En diminuant de façon continue et dans toute l’Europe les budgets de la défense depuis 25 ans. L’Europe actuelle n’est pas très loin d’être démilitarisée. On parle d’un manque d’unité européen, mais même si tous les États membres étaient unis, nous ne disposerions pas de capacités militaires suffisantes à l’échelle du continent. Ce qu’il reste de la défense européenne, ce sont des initiatives bilatérales, entre la France et le Royaume-Uni, par exemple. A l’avenir, on devrait même assister à des initiatives multi-bilatérales pour les quelques pays qui veulent encore exister militairement.

De nombreux États ont en effet démissionné sur ce sujet. Seuls la France, le Royaume-Uni et quelques pays de taille réduite, dont les pays nordiques, essayent de se maintenir. Par-delà les débats institutionnels sur « l’Europe de la Défense » (OTAN ou UE etc.), le vrai enjeu est là : que restera-t-il des capacités militaires européennes dans 10 ans ?

Cette baisse des budgets européens ne correspond elle pas à un contexte international post guerre-froide où la guerre semble moins prégnante ?

La fin de l’histoire, c’est fini ! Les opinions ne s’en sont peut-être pas rendues compte, mais depuis les années 1990, il y a eu le 11 septembre, la prolifération nucléaire, l’Afghanistan... Les États-Unis avaient baissé leurs dépenses militaires dans les années 1990, mais les ont relevées dans les années 2000. Nous Européens avons continué à les diminuer. C’est un choix de société, encore faut-il en parler aux citoyens.

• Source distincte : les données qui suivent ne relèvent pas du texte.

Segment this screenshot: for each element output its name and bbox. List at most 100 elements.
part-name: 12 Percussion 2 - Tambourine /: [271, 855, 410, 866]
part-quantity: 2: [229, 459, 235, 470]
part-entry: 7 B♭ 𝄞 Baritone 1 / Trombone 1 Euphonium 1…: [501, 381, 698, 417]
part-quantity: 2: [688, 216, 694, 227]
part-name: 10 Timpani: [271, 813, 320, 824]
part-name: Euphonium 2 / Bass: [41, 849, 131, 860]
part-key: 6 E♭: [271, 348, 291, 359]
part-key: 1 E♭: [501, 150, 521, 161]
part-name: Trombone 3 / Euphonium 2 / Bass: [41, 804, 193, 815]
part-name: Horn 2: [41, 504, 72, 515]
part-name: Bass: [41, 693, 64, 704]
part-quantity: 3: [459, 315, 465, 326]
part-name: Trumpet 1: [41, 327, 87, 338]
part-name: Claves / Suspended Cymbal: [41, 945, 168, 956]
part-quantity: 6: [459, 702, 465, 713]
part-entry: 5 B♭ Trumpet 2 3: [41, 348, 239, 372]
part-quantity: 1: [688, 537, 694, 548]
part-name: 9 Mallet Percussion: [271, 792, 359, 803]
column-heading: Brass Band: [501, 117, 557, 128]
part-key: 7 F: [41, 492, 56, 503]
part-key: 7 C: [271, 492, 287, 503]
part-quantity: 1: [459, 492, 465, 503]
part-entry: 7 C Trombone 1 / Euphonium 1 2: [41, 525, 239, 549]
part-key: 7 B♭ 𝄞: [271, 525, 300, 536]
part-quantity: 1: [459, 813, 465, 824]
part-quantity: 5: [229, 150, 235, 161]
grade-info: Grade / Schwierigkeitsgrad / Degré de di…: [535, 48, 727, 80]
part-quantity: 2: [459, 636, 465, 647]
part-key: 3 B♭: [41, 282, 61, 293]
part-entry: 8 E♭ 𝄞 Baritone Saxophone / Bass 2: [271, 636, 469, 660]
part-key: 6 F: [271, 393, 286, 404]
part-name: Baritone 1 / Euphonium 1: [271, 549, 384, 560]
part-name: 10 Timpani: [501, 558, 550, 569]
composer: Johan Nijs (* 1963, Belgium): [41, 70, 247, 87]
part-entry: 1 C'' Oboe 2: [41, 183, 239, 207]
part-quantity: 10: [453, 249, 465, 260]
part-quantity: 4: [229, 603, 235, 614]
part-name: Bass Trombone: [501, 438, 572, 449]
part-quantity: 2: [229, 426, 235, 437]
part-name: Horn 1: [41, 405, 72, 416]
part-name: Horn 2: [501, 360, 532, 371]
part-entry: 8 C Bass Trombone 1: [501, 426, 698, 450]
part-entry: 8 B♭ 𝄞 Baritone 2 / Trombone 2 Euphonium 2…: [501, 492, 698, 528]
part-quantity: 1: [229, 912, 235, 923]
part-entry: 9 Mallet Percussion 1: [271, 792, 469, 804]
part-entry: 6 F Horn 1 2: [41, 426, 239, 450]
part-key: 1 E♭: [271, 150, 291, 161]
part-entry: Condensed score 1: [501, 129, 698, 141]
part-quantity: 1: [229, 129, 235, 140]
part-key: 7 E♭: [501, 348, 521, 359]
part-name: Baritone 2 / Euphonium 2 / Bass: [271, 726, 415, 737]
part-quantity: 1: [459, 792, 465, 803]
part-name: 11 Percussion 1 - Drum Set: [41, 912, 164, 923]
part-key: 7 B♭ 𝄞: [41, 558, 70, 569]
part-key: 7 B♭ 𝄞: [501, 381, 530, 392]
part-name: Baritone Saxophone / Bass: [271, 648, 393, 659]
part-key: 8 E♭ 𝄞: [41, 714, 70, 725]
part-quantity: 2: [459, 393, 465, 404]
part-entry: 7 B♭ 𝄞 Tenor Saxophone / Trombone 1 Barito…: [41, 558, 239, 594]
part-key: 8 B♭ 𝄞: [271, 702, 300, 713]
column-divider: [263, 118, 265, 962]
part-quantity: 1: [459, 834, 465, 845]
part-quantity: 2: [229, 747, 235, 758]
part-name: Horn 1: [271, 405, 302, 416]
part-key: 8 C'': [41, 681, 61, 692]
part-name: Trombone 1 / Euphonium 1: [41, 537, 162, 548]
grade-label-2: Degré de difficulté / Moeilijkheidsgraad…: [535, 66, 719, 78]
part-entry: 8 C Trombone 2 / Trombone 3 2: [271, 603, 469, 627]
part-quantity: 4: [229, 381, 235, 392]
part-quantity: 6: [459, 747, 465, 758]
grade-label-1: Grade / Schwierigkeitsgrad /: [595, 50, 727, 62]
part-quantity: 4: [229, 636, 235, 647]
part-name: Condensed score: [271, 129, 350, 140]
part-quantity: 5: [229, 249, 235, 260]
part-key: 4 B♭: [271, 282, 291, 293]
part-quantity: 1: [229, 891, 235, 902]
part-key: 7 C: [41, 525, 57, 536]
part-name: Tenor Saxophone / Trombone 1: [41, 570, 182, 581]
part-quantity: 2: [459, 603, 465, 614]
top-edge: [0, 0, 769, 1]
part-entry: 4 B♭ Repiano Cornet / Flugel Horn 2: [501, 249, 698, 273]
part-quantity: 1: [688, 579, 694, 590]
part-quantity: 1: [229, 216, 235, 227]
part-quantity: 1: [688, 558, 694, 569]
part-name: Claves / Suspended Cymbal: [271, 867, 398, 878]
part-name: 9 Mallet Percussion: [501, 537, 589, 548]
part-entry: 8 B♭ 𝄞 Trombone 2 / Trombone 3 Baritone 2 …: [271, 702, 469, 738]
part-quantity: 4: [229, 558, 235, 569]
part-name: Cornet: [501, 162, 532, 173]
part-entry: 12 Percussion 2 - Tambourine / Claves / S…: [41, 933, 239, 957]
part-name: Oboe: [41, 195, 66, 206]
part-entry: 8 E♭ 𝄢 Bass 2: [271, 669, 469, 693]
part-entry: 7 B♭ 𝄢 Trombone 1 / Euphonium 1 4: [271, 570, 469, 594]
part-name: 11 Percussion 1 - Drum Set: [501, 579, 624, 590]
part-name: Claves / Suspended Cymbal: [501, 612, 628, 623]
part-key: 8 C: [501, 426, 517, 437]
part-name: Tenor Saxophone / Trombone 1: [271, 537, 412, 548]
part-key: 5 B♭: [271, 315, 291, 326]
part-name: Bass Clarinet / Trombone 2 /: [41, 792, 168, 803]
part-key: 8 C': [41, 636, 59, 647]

En 2008, Hervé Morin, alors ministre de la Défense, n’avait pas craint d’expliquer que nous étions la quatrième armée du monde. La vérité, c’est que la France dispose aujourd’hui de 140 canons… alors qu’il y en a 450 aux Invalides ! Il y a donc eu une réduction considérable de la puissance militaire nationale. Et c’est souvent pire dans les autres pays européens. Or, à l’échelle du monde, le seul continent qui désarme avec constance depuis 20 ans c’est l’Europe !

Un certain nombre d’erreurs ont sans doute été commises, par exemple des choix d’équipements très onéreux. Mais le facteur déterminant est bien la baisse des budgets : en France, nous sommes passés de 3% du PIB consacré à la défense à 1,5% (1% en moyenne pour l’Europe) en un peu plus de deux décennies.

N’est-ce pas difficile politiquement d’augmenter le budget de la défense en pleine période de crise ?

Oui, bien sûr, mais c’est d’abord un choix de société… A droite comme à gauche, on a pratiqué à grande échelle le « traitement social du chômage », autrement dit on a créé des emplois en partie fictifs pour soutenir l’économie - mais on aurait pu aussi faire du keynésianisme en soutenant des entreprises de défense, qui sont un facteur important d’innovation technologique. Il faut quand même savoir que la mairie de Paris emploie à peu près autant de personnes que l’armée de l’Air. Au rythme actuel des réductions de format des armées, l’armée de Terre devrait bientôt tenir dans le stade de France ! Et cette dynamique concerne toute l’Europe, pas seulement la France. Alors que, dans le même temps, l’Asie, le Moyen-Orient ou les États-Unis augmentent leurs dépenses militaires.

Si la France et l’Europe souhaitent être autonomes, elles doivent s’en donner les moyens. On touche aujourd’hui à l’heure de vérité : si rien n’est fait, l’Europe risque de ne disposer bientôt que de capacités militaires résiduelles.